From his room in the Kaveri Hostel, Gupta braved the odds for five years to finish writing his thesis on “Brain Computer Interface“, in between travelling to Malaysia to present a paper on his chosen subject of computer science. “I opted for computer science as it is easier for me because of the nature of practicals and laboratory work it entails,“ says Gupta. Of course, when stated like that, it sounds like a fairly easy achievement. But the words do not reveal that even getting admission into a primary school in his hometown of Jaunpur in east Uttar Pradesh was a challenge. “When I saw my siblings go to school, I wanted to do likewise.But in my condition, which school would admit me?“ he says. Then, with admirable lack of rancour, he adds, “In general, in our country the attitude towards people with disabilities is quite negative. The first thing people ask is, `Kya karega padhke (What will you gain by studying)?'“ In his small hostel room, you see a wheelchair, radio set, laptop, piles of books on computers, and in a corner, a garlanded photograph of his mother among statues of Lakshmi, Saraswati and Ganesha. It is with justified regard that he places the picture of his mother, whom he lost in 2011, among the divine beings, for she was one of the two women who determined his destiny . She was the one in the family who insisted the tot who couldn't walk be given an education. The other was Meera Sahu, a teacher who finally got him admitted to school.

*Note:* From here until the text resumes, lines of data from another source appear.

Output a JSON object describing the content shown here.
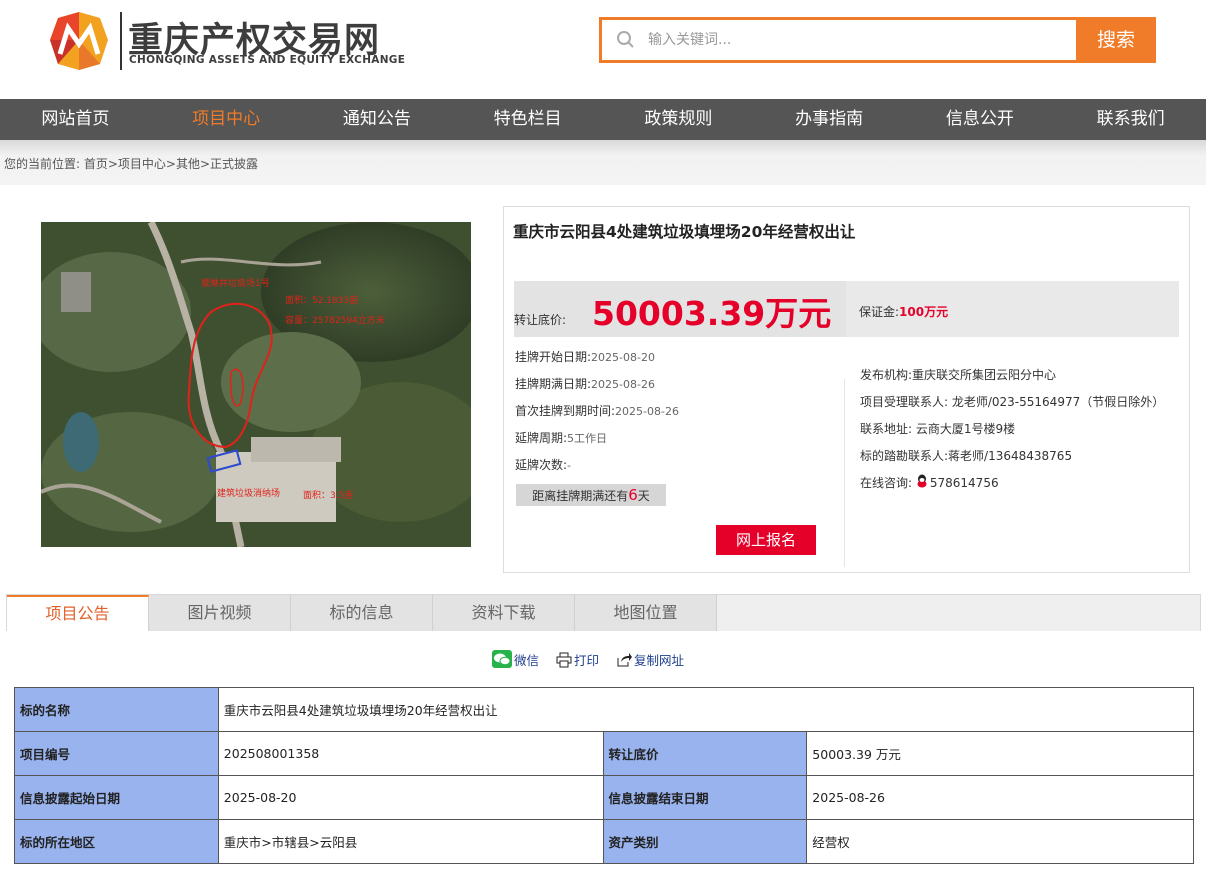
{
  "header": {
    "logo_cn": "重庆产权交易网",
    "logo_en": "CHONGQING ASSETS AND EQUITY EXCHANGE",
    "search_placeholder": "输入关键词...",
    "search_button": "搜索"
  },
  "nav": {
    "items": [
      "网站首页",
      "项目中心",
      "通知公告",
      "特色栏目",
      "政策规则",
      "办事指南",
      "信息公开",
      "联系我们"
    ],
    "active_index": 1
  },
  "breadcrumb": {
    "prefix": "您的当前位置: ",
    "path": "首页>项目中心>其他>正式披露"
  },
  "project": {
    "title": "重庆市云阳县4处建筑垃圾填埋场20年经营权出让",
    "price_label": "转让底价:",
    "price_value": "50003.39万元",
    "deposit_label": "保证金:",
    "deposit_value": "100万元",
    "listing": [
      {
        "label": "挂牌开始日期:",
        "value": "2025-08-20"
      },
      {
        "label": "挂牌期满日期:",
        "value": "2025-08-26"
      },
      {
        "label": "首次挂牌到期时间:",
        "value": "2025-08-26"
      },
      {
        "label": "延牌周期:",
        "value": "5工作日"
      },
      {
        "label": "延牌次数:",
        "value": "-"
      }
    ],
    "countdown_prefix": "距离挂牌期满还有",
    "countdown_days": "6",
    "countdown_suffix": "天",
    "signup_button": "网上报名",
    "contacts": [
      {
        "label": "发布机构:",
        "value": "重庆联交所集团云阳分中心"
      },
      {
        "label": "项目受理联系人:",
        "value": " 龙老师/023-55164977（节假日除外）"
      },
      {
        "label": "联系地址:",
        "value": " 云商大厦1号楼9楼"
      },
      {
        "label": "标的踏勘联系人:",
        "value": "蒋老师/13648438765"
      }
    ],
    "consult_label": "在线咨询:",
    "consult_qq": "578614756"
  },
  "photo": {
    "labels": [
      "貔貅井垃圾场1号",
      "面积：52.1833亩",
      "容量：25782594立方米",
      "建筑垃圾消纳场",
      "面积：3.5亩"
    ]
  },
  "tabs": [
    "项目公告",
    "图片视频",
    "标的信息",
    "资料下载",
    "地图位置"
  ],
  "share": {
    "wechat": "微信",
    "print": "打印",
    "copy": "复制网址"
  },
  "detail_table": {
    "name_key": "标的名称",
    "name_value": "重庆市云阳县4处建筑垃圾填埋场20年经营权出让",
    "rows": [
      [
        "项目编号",
        "202508001358",
        "转让底价",
        "50003.39 万元"
      ],
      [
        "信息披露起始日期",
        "2025-08-20",
        "信息披露结束日期",
        "2025-08-26"
      ],
      [
        "标的所在地区",
        "重庆市>市辖县>云阳县",
        "资产类别",
        "经营权"
      ]
    ]
  },
  "colors": {
    "accent": "#f07b28",
    "price_red": "#e5002a",
    "nav_bg": "#555555",
    "table_key_bg": "#99b3ee"
  }
}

Gupta is also eternally grateful to Mahajan, the rickshaw puller who ferried him every day to Umanath Singh Institute of Engineering and Technology in Jaunpur, where he pursued a BTech degree in computer science. An illiterate rickshaw puller and a student with physical limitations dreamed an unimaginable future when they travelled the 15 km between home and college every day . “Mahajan and I talked about the world beyond Jaunpur and that is when I decided I want to step out. My family was reluctant, but they eventually agreed, and here I am in Delhi,“ he says.
Piyush Maurya, an MPhil student and his hostel mate at JNU, knows the sort of person Gupta is.“He has an extraordinary mind. He always wanted to prove that disability was a myth,“ he marvels.And while Maurya says that Gupta mostly refuses to take the help of others, the scholar did benefit from JNU's policy of having two helps in every hostel for those like Gupta who might need their assistance.
Gupta, a freshly minted doctor now, is hopeful of getting a job, preferably in the university itself. If JNU obliges, he will be overjoyed. “JNU's atmosphere is such that anyone would like to always live here,“ he says with a grin. He does grudge the government, though, for framing disability policies without consulting the affected people. “Because we are not vote banks,“ he explains.